In silico targeting CYP51 of Naegleria fowleri using bioactive compounds from Indonesian plants

Abstract

Context: Given the elusive nature of Primary Amoebic Meningoencephalitis (PAM), caused by Naegleria fowleri, early detection is vital, yet challenging due to limited clinical indicators. This research leverages Indonesia's rich biodiversity to explore novel sources of traditional medicine. Aims: To evaluate the potential compounds from Indonesian plants that possess antiamoebic and antifungal properties for inhibiting the N. fowleri CYP51 protein, crucial for cell integrity. Methods: Initially, 92 compounds were screened, and six were shortlisted following ADMETox evaluation. Subsequent steps encompassed QSAR analysis, molecular docking, and molecular dynamics simulations. Results: The QSAR analysis verified the activity potential of these six compounds, progressing them to molecular docking analysis. Among these, curcumenol from Curcuma longa emerged as a promising contender, displaying the lowest binding affinity at -9.2 kcal/mol, indicative of superior binding compared to other ligands.
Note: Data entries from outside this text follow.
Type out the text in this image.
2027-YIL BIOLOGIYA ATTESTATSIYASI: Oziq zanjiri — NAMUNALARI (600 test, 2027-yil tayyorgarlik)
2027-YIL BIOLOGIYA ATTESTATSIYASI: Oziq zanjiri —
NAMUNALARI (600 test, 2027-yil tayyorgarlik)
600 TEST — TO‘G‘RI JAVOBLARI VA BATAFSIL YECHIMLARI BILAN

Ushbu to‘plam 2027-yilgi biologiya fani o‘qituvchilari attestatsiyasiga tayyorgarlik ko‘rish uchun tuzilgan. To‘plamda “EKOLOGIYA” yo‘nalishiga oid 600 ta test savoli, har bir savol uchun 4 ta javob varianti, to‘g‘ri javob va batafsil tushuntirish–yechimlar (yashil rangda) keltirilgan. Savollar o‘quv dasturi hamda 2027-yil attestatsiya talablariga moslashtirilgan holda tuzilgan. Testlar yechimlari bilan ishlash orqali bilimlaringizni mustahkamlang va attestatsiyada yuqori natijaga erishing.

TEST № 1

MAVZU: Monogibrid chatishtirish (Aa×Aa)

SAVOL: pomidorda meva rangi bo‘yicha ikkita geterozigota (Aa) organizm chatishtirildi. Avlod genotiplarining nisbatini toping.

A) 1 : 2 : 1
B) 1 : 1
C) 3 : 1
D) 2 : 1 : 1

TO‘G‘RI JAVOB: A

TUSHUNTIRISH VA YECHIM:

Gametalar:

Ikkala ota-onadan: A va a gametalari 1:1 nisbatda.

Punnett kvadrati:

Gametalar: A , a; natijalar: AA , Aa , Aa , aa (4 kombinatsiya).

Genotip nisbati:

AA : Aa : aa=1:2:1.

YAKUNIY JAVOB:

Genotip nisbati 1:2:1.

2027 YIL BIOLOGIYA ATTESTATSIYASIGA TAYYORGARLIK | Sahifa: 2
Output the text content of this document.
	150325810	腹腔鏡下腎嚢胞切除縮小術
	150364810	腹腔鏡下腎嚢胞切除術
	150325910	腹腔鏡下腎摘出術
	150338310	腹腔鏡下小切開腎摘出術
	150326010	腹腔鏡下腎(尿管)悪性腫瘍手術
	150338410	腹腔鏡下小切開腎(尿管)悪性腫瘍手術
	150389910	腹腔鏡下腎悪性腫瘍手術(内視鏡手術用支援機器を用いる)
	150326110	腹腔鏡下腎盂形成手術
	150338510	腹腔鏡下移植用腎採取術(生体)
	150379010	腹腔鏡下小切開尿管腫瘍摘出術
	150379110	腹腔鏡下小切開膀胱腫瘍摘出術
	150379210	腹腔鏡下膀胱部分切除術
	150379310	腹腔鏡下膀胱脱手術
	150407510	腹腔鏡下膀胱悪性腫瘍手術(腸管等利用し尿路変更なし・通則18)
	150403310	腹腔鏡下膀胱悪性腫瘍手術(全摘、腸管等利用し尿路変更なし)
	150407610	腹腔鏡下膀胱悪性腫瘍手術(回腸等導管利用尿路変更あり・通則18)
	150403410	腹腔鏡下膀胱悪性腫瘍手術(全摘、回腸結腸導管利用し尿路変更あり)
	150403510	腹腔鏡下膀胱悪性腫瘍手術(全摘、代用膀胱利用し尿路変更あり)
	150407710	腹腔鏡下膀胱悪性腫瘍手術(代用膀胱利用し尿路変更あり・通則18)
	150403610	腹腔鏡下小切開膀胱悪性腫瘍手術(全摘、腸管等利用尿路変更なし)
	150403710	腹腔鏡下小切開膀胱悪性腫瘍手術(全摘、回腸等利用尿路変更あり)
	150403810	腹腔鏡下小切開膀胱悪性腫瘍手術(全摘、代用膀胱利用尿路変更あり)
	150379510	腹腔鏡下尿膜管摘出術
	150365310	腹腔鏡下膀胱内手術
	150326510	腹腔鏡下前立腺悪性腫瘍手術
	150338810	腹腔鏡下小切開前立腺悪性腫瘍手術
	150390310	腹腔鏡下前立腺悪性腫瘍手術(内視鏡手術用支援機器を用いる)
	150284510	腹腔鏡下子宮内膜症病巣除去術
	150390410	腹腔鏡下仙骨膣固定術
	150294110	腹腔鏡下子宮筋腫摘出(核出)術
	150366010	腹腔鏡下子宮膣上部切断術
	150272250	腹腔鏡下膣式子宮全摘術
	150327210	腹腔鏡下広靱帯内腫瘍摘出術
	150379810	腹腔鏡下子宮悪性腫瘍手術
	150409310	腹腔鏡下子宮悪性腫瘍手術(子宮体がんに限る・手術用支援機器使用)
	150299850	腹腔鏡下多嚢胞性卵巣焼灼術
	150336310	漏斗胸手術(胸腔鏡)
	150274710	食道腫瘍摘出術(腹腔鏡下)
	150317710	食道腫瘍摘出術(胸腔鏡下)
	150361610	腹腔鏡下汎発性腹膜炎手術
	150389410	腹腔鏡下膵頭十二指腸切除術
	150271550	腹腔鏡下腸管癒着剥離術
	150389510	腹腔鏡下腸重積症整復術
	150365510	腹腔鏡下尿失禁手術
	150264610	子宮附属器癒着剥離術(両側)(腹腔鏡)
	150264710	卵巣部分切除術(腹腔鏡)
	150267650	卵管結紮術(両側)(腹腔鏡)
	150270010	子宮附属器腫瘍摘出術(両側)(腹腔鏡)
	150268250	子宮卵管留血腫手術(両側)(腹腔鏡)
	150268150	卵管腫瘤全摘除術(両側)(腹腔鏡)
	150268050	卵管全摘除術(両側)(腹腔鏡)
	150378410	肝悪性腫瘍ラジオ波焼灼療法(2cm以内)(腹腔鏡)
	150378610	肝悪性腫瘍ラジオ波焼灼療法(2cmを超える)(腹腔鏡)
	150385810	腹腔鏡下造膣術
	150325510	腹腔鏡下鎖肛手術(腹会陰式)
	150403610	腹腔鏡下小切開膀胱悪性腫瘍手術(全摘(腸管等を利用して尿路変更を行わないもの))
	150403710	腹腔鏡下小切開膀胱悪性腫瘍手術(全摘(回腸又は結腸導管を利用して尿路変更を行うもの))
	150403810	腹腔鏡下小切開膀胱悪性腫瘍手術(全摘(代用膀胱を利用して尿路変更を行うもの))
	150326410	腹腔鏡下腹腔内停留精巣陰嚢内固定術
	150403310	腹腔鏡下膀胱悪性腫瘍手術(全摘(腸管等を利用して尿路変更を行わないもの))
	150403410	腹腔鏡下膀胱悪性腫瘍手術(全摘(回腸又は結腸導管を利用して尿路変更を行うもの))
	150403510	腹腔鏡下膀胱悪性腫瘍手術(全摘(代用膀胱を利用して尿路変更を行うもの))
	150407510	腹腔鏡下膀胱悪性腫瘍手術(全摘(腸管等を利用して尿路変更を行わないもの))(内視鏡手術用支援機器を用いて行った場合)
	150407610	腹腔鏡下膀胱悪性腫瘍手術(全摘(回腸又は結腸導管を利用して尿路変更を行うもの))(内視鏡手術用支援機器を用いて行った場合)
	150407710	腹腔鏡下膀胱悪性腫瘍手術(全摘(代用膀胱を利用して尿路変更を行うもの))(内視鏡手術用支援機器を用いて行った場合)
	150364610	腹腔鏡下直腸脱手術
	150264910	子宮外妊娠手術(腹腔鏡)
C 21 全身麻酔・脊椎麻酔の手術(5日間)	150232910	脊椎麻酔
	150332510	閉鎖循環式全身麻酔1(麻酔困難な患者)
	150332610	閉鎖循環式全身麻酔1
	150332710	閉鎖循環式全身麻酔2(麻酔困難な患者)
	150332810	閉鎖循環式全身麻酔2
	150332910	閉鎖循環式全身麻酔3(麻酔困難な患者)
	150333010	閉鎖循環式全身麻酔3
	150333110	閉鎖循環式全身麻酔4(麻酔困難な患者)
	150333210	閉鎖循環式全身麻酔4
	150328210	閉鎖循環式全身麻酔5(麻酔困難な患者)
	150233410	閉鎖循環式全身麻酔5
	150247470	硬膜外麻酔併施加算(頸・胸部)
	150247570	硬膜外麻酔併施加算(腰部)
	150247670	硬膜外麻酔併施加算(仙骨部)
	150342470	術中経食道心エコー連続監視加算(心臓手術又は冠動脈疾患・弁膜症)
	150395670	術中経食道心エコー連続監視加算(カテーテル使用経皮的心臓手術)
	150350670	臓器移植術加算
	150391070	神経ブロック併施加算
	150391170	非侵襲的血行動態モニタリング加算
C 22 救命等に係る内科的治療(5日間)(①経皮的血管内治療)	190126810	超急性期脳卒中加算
Molecular dynamics simulations underscored the stability of all compounds, with root mean square fluctuation (RMSF) values within 1-3 Å. Conclusions: Consequently, employing a comprehensive approach spanning ADMETox, QSAR, molecular docking, and dynamics simulations, curcumenol emerged as the prime candidate for inhibiting the N. fowleri CYP51 protein, suggesting its potential as a PAM therapeutic agent.